A problem with the above is that people might look at it and instinctively think that it’s something that does not have a side effect. Therefore prepending some sort of method might convey that intention better. For instance we could allow people to write the following.

```constrain x + y == z
```

Fitting words other than “constrain” might be “assert”, “post” and “add”. One could also go a bit further and make using such a prepended method compulsory for consistency. I guess the real question is how disturbing it is for an average Ruby programmer to have arithmetic methods that have side effects. Do you see it as natural, disturbing or something in between? Can you think of any way of making the intention of there being a side effect clearer?
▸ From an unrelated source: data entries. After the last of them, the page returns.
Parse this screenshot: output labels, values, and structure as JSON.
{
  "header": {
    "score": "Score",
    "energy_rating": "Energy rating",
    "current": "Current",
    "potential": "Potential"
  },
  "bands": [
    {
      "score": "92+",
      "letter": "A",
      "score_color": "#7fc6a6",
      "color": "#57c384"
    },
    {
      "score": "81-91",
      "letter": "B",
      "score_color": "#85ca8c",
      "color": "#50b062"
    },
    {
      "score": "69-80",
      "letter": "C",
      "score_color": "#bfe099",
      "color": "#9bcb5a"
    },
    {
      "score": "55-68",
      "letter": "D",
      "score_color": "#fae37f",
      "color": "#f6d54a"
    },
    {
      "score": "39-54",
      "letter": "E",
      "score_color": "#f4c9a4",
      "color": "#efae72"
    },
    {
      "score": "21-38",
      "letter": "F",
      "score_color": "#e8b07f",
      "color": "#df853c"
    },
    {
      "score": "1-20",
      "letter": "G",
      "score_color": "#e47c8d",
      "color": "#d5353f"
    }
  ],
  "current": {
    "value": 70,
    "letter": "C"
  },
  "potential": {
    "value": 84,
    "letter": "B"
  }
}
Using arithmetic and comparison methods is of course only one way of many to describe these (linear) constraints. One drawback with it is consistency. Since != can’t be redefined to be something other than !(x == y) inequality has to be treated differently. In this case I’m considering using something similar to “x.not_equal(y)”, i.e. just replace “!=” with “not_equal”. There are a lot of constraints, but these linear constraints are amongst the most common. Can you think of better
ways to represent them?

#### Variable access

Something that the above example doesn’t really bother with is some way to allow the variables to be accessed as something other than local variables. For instance we might want to write a better to_s method where we need access to the variables in the squares matrix (which hold
that information).

One way that should be familiar is to have the user save squares in an instance variable (e.g. @squares) that can then be accessed other where. Other approaches might include trying to save all instance variables created in the constructor that refer to instances of e.g. IntVar and then create methods for accessing them. Yet another would be to have the user explicitly declare variables (possibly on a class level), which would then be accessible anywhere in the instance. What would you suggest?

#### Describing distinct constraints

The “all_distinct squares” line adds a constraint that says that all variables contained in squares have to be pairwise inequal. Other names than “all_distinct” could be used, for example “distinct” and “all_different” (Gecode uses “distinct”). Other ways of specifying the constraint could also be imagined, such as “squares.all_distinct”. The latter could make things a bit more consistent by allowing a method to be prepended, such as “constrain squares.all_distinct” (assuming such a prepended method is used for the linear constraints). What feels more natural/readable?

#### Overall syntax

Every model has at least three parts:

• Declaration of variables (in the example that would be “squares = …”)
• Definition of constraints (all the lines from “all_distinct …” down to “squares.diagonal…” in the example).
• Selection of branching strategy (the line starting with “branch_on” in the example)

Maybe that could be used to produce some other overall syntax? E.g. something other than throwing it all into a constructor.

#### Conclusion

Any feedback (pointing out flaws, suggesting modifications, suggesting a completely different syntax, anything) is appreciated. Questions about the project, constraint programming, what has to be covered by the syntax etc are also welcome.

There are more issues that I would like feedback on, but I figured that it might be best to start with these and then introduce other areas as the discussion progresses. I’m trying to collect syntax ideas on a wiki-page, that page gives an overview of the majority of the areas that the syntax will have to cover. It’s more of a collection of notes and thoughts than proposals though, so it might be hard to read but possibly interesting to someone.